We receive about 3,500 tickets each month. The field we want to analyze contains an average of 50 characters in unstructured text. Because the data is unstructured, customers describe similar topics using different words and phrases. The challenge (obviously) is grouping unstructured text into one or more topics in order to rank topics by frequency.
In this situation, could KNIME suggest common topics by evaluating the text on its own (without a training set?) Is this realistic? Which node (s) would we use in this case?
If we wanted to create our own categorization rules, are there a node (or nodes) that would allow us to assign custom "topics" or categories based on the presence of words or phrases we define? e.g.

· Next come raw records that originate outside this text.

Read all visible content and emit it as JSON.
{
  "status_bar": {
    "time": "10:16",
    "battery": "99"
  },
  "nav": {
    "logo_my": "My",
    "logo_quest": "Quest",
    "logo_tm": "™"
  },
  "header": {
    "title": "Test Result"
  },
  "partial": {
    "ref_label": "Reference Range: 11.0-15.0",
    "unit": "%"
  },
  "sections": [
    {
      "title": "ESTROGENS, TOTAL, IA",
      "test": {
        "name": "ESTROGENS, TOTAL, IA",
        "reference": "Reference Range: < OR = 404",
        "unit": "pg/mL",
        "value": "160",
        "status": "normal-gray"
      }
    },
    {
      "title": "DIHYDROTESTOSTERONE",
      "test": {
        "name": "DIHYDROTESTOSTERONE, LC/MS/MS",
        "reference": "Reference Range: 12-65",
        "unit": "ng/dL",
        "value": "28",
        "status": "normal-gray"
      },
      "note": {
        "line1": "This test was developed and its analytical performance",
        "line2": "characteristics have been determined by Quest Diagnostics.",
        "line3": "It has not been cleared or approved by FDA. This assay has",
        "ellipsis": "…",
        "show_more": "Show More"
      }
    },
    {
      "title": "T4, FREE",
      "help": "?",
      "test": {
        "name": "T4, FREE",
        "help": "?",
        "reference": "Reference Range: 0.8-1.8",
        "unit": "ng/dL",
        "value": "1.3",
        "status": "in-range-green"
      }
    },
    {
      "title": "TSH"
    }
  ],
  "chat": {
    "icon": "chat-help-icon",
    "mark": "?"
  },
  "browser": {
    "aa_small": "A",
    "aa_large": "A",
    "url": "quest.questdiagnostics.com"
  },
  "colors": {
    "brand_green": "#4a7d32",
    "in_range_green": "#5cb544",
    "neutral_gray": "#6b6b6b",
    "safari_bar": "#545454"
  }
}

Tickets containing string 1, string 2, string 3 would be assigned to Topic A where strings and topics are defined by us? If so, which nodes would we use to do this?
Finally, are there books containing sample workflows and results explaining the analysis and categoization of unstructured text to identify patterns (not just sentiment) in more detail? I've purchased KNIME Beginner's Luck by Dr. Rosaria Silipo and working my way through it but I'd also like to read books or papers that focus specifically on unstructured text analysis.
Thanks in advance for any guidance and suggestions.